From a freedom-perspective, the deeper question is that the law should not concern itself with highly subjective and arbitary concepts such as 'racism, xenophobia, and homophobia'.  Particularly when such concepts are being used in an arbitrary manner to curtail genuine and more fundamental 'freedoms' of all people, such as freedom-of-opinion (or expression) and (in the economic sphere) contractual freedoms.   

It is when governmental authorities abuse 'the law' in such a manner to further ideological agendas that your image of "the canary" and of "eroding freedoms" becomes relevant.


While I agree with marcfrans that "the law should not concern itself with highly subjective and arbitary concepts such as 'racism, xenophobia, and homophobia'" I do not think he has sufficiently addressed JordanR's point. In actual fact I do not think the law should concern itself with heterosexual marriage either, a common law marriage (defacto) and a religious one if that is what the couple wants to do should suffice. My point is that marriage is a legal matter for heterosexuals, and if for some reason gays also want the same legal benefits (of marriage) then I believe they are entitled. They can still choose not to be married. And then there is the question of gay adoption of course. I personally would rather have been raised by a gay couple than by my own mother, so I don't see why the law should have forbidden it. In actual fact, I was not able to be adopted by a Heterosexual couple because my mother forbade it, even though she was not my guardian after I was 2 years old - I cite this merely as an example of how wrong such laws can be.

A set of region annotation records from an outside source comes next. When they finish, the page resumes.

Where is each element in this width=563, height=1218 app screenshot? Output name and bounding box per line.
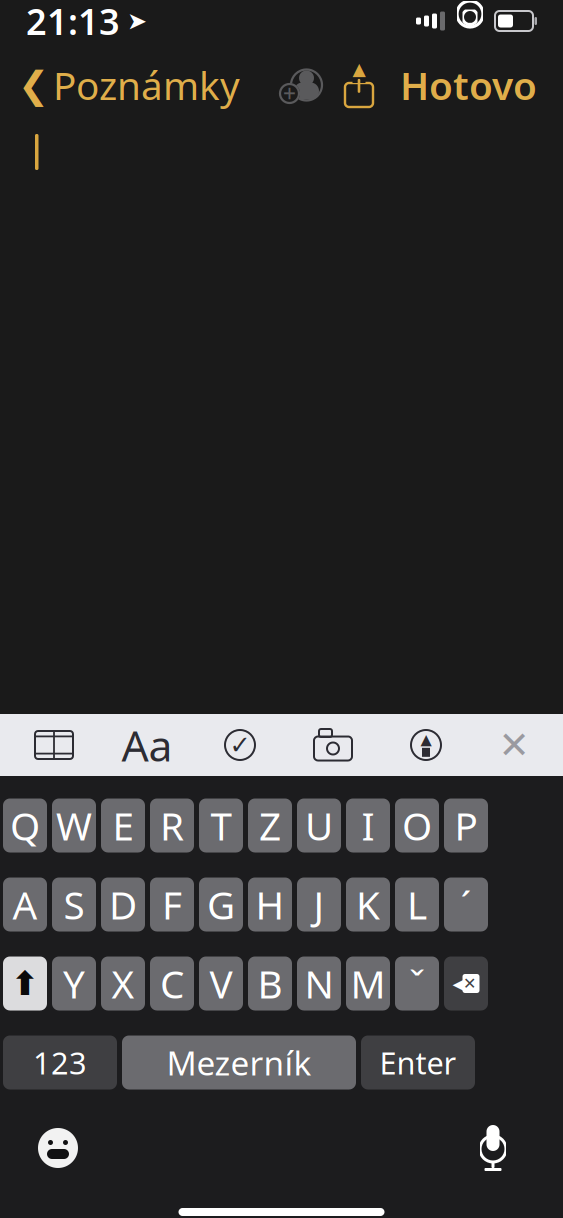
staticText: Y — [63, 958, 85, 1009]
button[interactable]: Emoji — [28, 1118, 88, 1178]
button[interactable]: H — [248, 878, 292, 932]
button[interactable]: Shift — [3, 956, 47, 1010]
button[interactable]: 123 — [3, 1036, 117, 1090]
staticText: M — [350, 958, 386, 1009]
button[interactable]: B — [248, 956, 292, 1010]
staticText: A — [12, 879, 38, 930]
button[interactable]: Y — [52, 956, 96, 1010]
staticText: ❮ — [18, 64, 49, 106]
staticText: X — [112, 958, 134, 1009]
staticText: H — [256, 879, 284, 930]
staticText: F — [162, 879, 182, 930]
button[interactable]: D — [101, 878, 145, 932]
button[interactable]: M — [346, 956, 390, 1010]
staticText: ✓ — [230, 731, 250, 759]
staticText: V — [210, 958, 232, 1009]
staticText: Z — [259, 800, 281, 851]
button[interactable]: Hotovo — [388, 51, 549, 119]
button[interactable]: S — [52, 878, 96, 932]
staticText: K — [356, 879, 380, 930]
staticText: ◀ — [452, 972, 468, 995]
button[interactable]: E — [101, 798, 145, 852]
button[interactable]: Checklist — [208, 717, 272, 773]
staticText: Poznámky — [53, 59, 240, 111]
button[interactable]: Format — [115, 717, 179, 773]
button[interactable]: U — [297, 798, 341, 852]
staticText: ➤ — [127, 7, 147, 35]
button[interactable]: Z — [248, 798, 292, 852]
staticText: Hotovo — [400, 59, 537, 111]
button[interactable]: Dictate — [463, 1118, 523, 1178]
staticText: + — [283, 78, 296, 108]
button[interactable]: K — [346, 878, 390, 932]
staticText: P — [454, 800, 478, 851]
staticText: L — [407, 879, 427, 930]
staticText: N — [304, 958, 334, 1009]
button[interactable]: Markup — [394, 717, 458, 773]
staticText: ´ — [460, 879, 472, 930]
button[interactable]: Table — [22, 717, 86, 773]
button[interactable]: O — [395, 798, 439, 852]
button[interactable]: V — [199, 956, 243, 1010]
button[interactable]: G — [199, 878, 243, 932]
staticText: ✕ — [463, 974, 476, 993]
staticText: I — [362, 800, 374, 851]
staticText: ▲ — [420, 731, 432, 748]
staticText: Q — [10, 800, 40, 851]
staticText: Aa — [122, 717, 172, 773]
staticText: ⬆ — [11, 965, 39, 1002]
staticText: ▲ — [352, 59, 366, 79]
staticText: R — [160, 800, 184, 851]
button[interactable]: ❮ — [8, 51, 250, 119]
button[interactable]: R — [150, 798, 194, 852]
staticText: T — [210, 800, 232, 851]
button[interactable]: Enter — [361, 1036, 475, 1090]
button[interactable]: F — [150, 878, 194, 932]
button[interactable]: N — [297, 956, 341, 1010]
staticText: ✕ — [498, 724, 530, 766]
button[interactable]: P — [444, 798, 488, 852]
staticText: D — [109, 879, 137, 930]
button[interactable]: C — [150, 956, 194, 1010]
staticText: C — [160, 958, 184, 1009]
button[interactable]: Add People — [272, 59, 330, 111]
staticText: E — [112, 800, 134, 851]
staticText: S — [64, 879, 84, 930]
button[interactable]: Hide Keyboard — [487, 717, 541, 773]
staticText: Enter — [380, 1042, 456, 1083]
button[interactable]: Mezerník — [122, 1036, 356, 1090]
staticText: 21:13 — [26, 0, 120, 45]
button[interactable]: I — [346, 798, 390, 852]
button[interactable]: W — [52, 798, 96, 852]
button[interactable]: ´ — [444, 878, 488, 932]
staticText: U — [305, 800, 333, 851]
button[interactable]: X — [101, 956, 145, 1010]
button[interactable]: Share — [330, 59, 388, 111]
staticText: 123 — [33, 1042, 87, 1083]
button[interactable]: J — [297, 878, 341, 932]
button[interactable]: Camera — [301, 717, 365, 773]
staticText: ˇ — [409, 958, 425, 1009]
staticText: O — [402, 800, 432, 851]
staticText: G — [207, 879, 235, 930]
staticText: J — [314, 879, 324, 930]
staticText: B — [258, 958, 282, 1009]
button[interactable]: Q — [3, 798, 47, 852]
button[interactable]: ˇ — [395, 956, 439, 1010]
button[interactable]: L — [395, 878, 439, 932]
staticText: W — [56, 800, 92, 851]
button[interactable]: Delete — [444, 956, 488, 1010]
button[interactable]: T — [199, 798, 243, 852]
button[interactable]: A — [3, 878, 47, 932]
staticText: Mezerník — [166, 1040, 312, 1085]
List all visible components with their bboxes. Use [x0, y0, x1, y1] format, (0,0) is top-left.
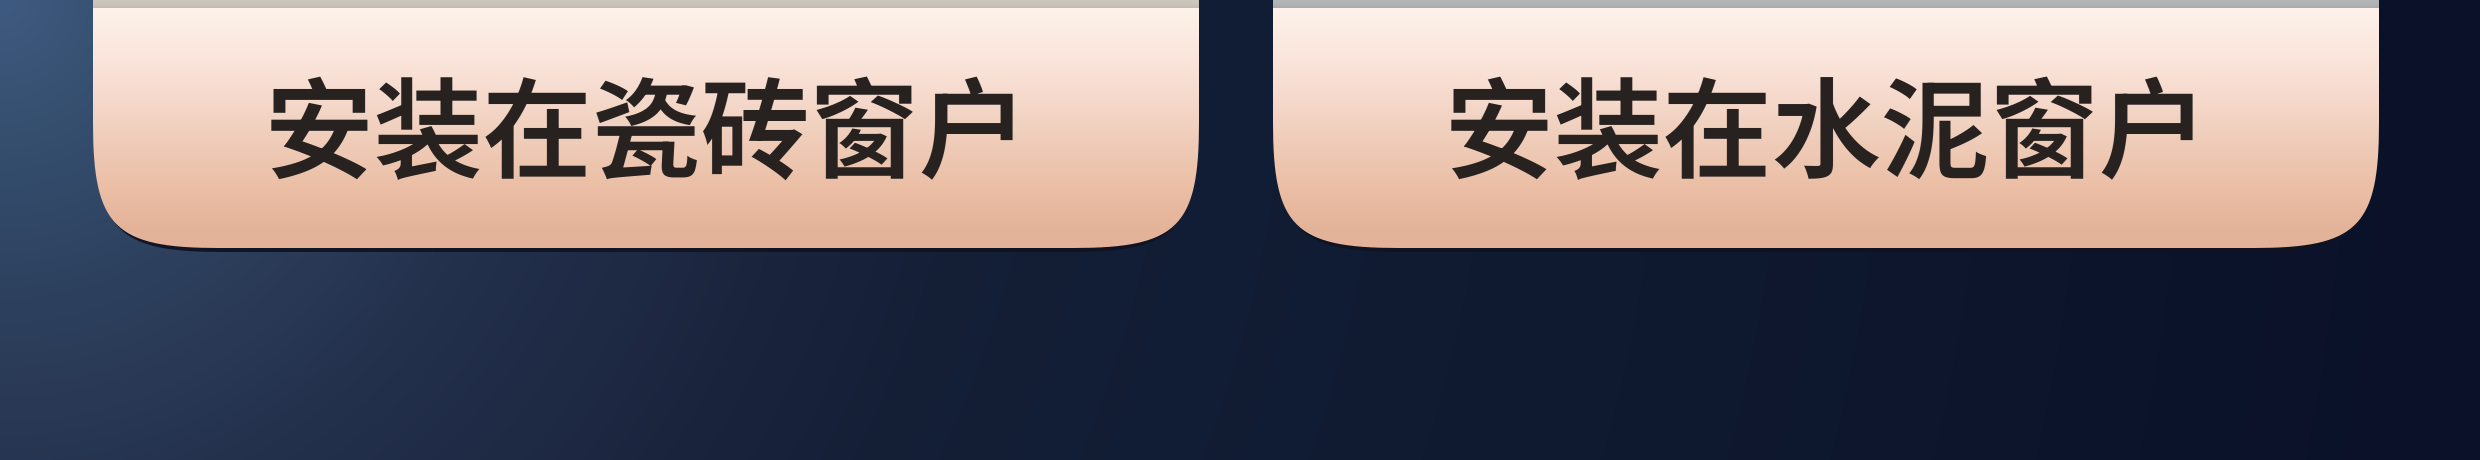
- staticText: 安装在瓷砖窗户: [264, 43, 1028, 201]
- button[interactable]: 安装在瓷砖窗户: [93, 0, 1199, 248]
- button[interactable]: 安装在水泥窗户: [1273, 0, 2379, 248]
- staticText: 安装在水泥窗户: [1444, 43, 2208, 201]
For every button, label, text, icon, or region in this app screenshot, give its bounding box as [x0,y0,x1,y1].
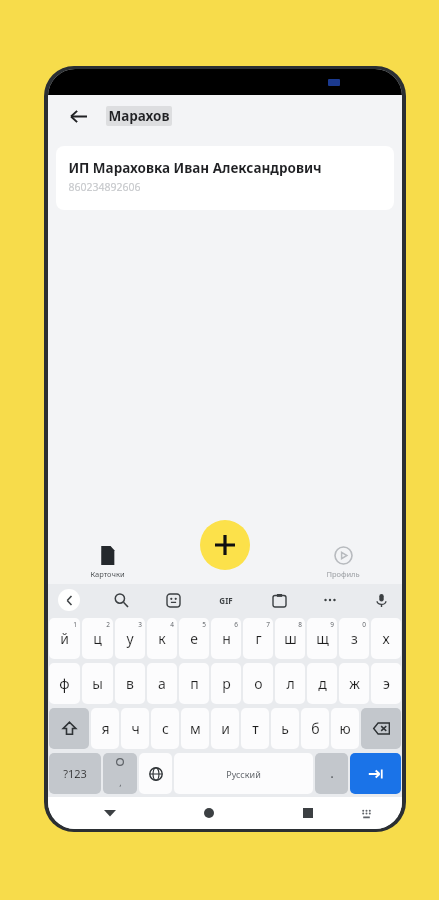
button[interactable]: Search [110,589,132,611]
staticText: Марахов [108,107,170,125]
button[interactable]: я [91,708,119,749]
button[interactable]: п [179,663,209,704]
staticText: я [101,719,110,738]
button[interactable]: Recents [295,800,321,826]
staticText: г [255,629,262,648]
button[interactable]: Next [350,753,401,794]
button[interactable]: ц [82,618,113,659]
button[interactable]: Voice input [370,589,392,611]
button[interactable]: Add [200,520,250,570]
button[interactable]: Марахов [106,106,172,126]
button[interactable]: Hide keyboard [97,800,123,826]
button[interactable]: э [371,663,401,704]
staticText: д [318,674,327,693]
staticText: ю [339,719,351,738]
button[interactable]: ы [82,663,113,704]
staticText: 8 [298,620,302,629]
staticText: ц [93,629,102,648]
staticText: 860234892606 [68,180,141,194]
staticText: . [330,766,334,781]
staticText: 6 [234,620,238,629]
button[interactable]: з [339,618,369,659]
staticText: GIF [219,595,233,606]
button[interactable]: д [307,663,337,704]
staticText: к [158,629,166,648]
button[interactable]: о [243,663,273,704]
button[interactable]: GIF [213,587,239,613]
staticText: Карточки [90,569,125,579]
staticText: у [126,629,134,648]
button[interactable]: ?123 [49,753,101,794]
button[interactable]: л [275,663,305,704]
button[interactable]: ф [49,663,80,704]
button[interactable]: Shift [49,708,89,749]
button[interactable]: Change language [139,753,172,794]
button[interactable]: Backspace [361,708,401,749]
button[interactable]: р [211,663,241,704]
staticText: э [383,674,390,693]
staticText: е [190,629,198,648]
staticText: а [158,674,166,693]
button[interactable]: в [115,663,145,704]
staticText: ж [349,674,360,693]
staticText: 9 [330,620,334,629]
staticText: ?123 [63,766,87,781]
button[interactable]: щ [307,618,337,659]
staticText: Русский [226,768,261,780]
staticText: з [351,629,358,648]
staticText: , [119,776,122,788]
staticText: 3 [138,620,142,629]
button[interactable]: х [371,618,401,659]
staticText: н [222,629,231,648]
button[interactable]: ж [339,663,369,704]
staticText: ш [284,629,297,648]
staticText: х [382,629,390,648]
staticText: ч [131,719,140,738]
button[interactable]: у [115,618,145,659]
button[interactable]: ь [271,708,299,749]
button[interactable]: Профиль [284,528,402,584]
staticText: Профиль [326,569,360,579]
button[interactable]: м [181,708,209,749]
staticText: 4 [170,620,174,629]
button[interactable]: й [49,618,80,659]
button[interactable]: ч [121,708,149,749]
button[interactable]: Русский [174,753,313,794]
staticText: с [162,719,169,738]
button[interactable]: Switch keyboard [353,800,379,826]
staticText: о [254,674,263,693]
button[interactable]: Clipboard [268,589,290,611]
button[interactable]: а [147,663,177,704]
button[interactable]: с [151,708,179,749]
button[interactable]: б [301,708,329,749]
button[interactable]: More [319,589,341,611]
button[interactable]: Back [62,100,94,132]
button[interactable]: ИП Мараховка Иван Александрович [56,146,394,210]
staticText: л [286,674,295,693]
button[interactable]: ш [275,618,305,659]
button[interactable]: Карточки [48,528,166,584]
button[interactable]: Expand [58,589,80,611]
staticText: щ [316,629,329,648]
button[interactable]: т [241,708,269,749]
button[interactable]: к [147,618,177,659]
staticText: 5 [202,620,206,629]
button[interactable]: ю [331,708,359,749]
button[interactable]: Period [315,753,348,794]
staticText: 0 [362,620,366,629]
staticText: п [190,674,199,693]
staticText: 7 [266,620,270,629]
staticText: ы [92,674,103,693]
staticText: т [252,719,259,738]
staticText: й [60,629,69,648]
staticText: и [221,719,230,738]
button[interactable]: Home [196,800,222,826]
button[interactable]: Emoji and comma [103,753,137,794]
staticText: в [126,674,134,693]
button[interactable]: г [243,618,273,659]
button[interactable]: Stickers [162,589,184,611]
staticText: ф [59,674,70,693]
button[interactable]: и [211,708,239,749]
button[interactable]: н [211,618,241,659]
button[interactable]: е [179,618,209,659]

On a similar note to where marcfrans was going: "The ultimate aim of politics is not politics, but the activities which can be practised within the political framework of the State. Therefore an effective statement of these activities - such as science, art, religion - is in itself a declaration of ultimate aims around which the political means will crystallize ... A society with no values outside politics is a machine carrying its human cargo, with no purpose in its institutions reflecting their cares, eternal aspirations, loneliness, need for love" -Stephen Spender, from Life and the Poet.

Every time I want to embrace

Every time I want to embrace more right-of-center politics out comes the old gay-rights-equals-political-correctness which convinces me that the right, just like the left, are incapable of distinguishing between real threats and absurd illusions.

Gays do not want to terrorize Europe. Gays do not want to hurt innocent civilians in the name of "gayness". They just want the right to freedoms the rest of us enjoy. (aka "gay agenda") The idea that gays should be denied employment opportunities based on the their bedroom habits is contrary to the free and open society the right-wing parties claims to promote.

I hate political correctness as much as the next guy. But gays are not worthy of our fears. They constantly prove they can form successful monogamous relationships and make meaningful economic and social contributions to society.

Unfourtunately, gays also prove they are the classic "canaries in the coal-mine" when it comes to eroding liberties.

The bad part is that both

The bad part is that both the PM and President have rolled over to political correctness, after the Saeima earned their pay for once.

Incidentally, the bill in its existing edition says discrimination on the basis of sexual orientation : wouldn't that would also make it illegal to refuse to employ a paedophile (perhaps by a school) or a zoophile (an animal shelter) or necrophiliac (the morgue?)?

I wonder at what point the people of Europe gave a mandate to Brussels to fight rascism, xenophobia and homophobia, that is : fight both against us and in our name. And what principles built Europe which demand furthering some gay agenda??? Please, enlighten us Brussels.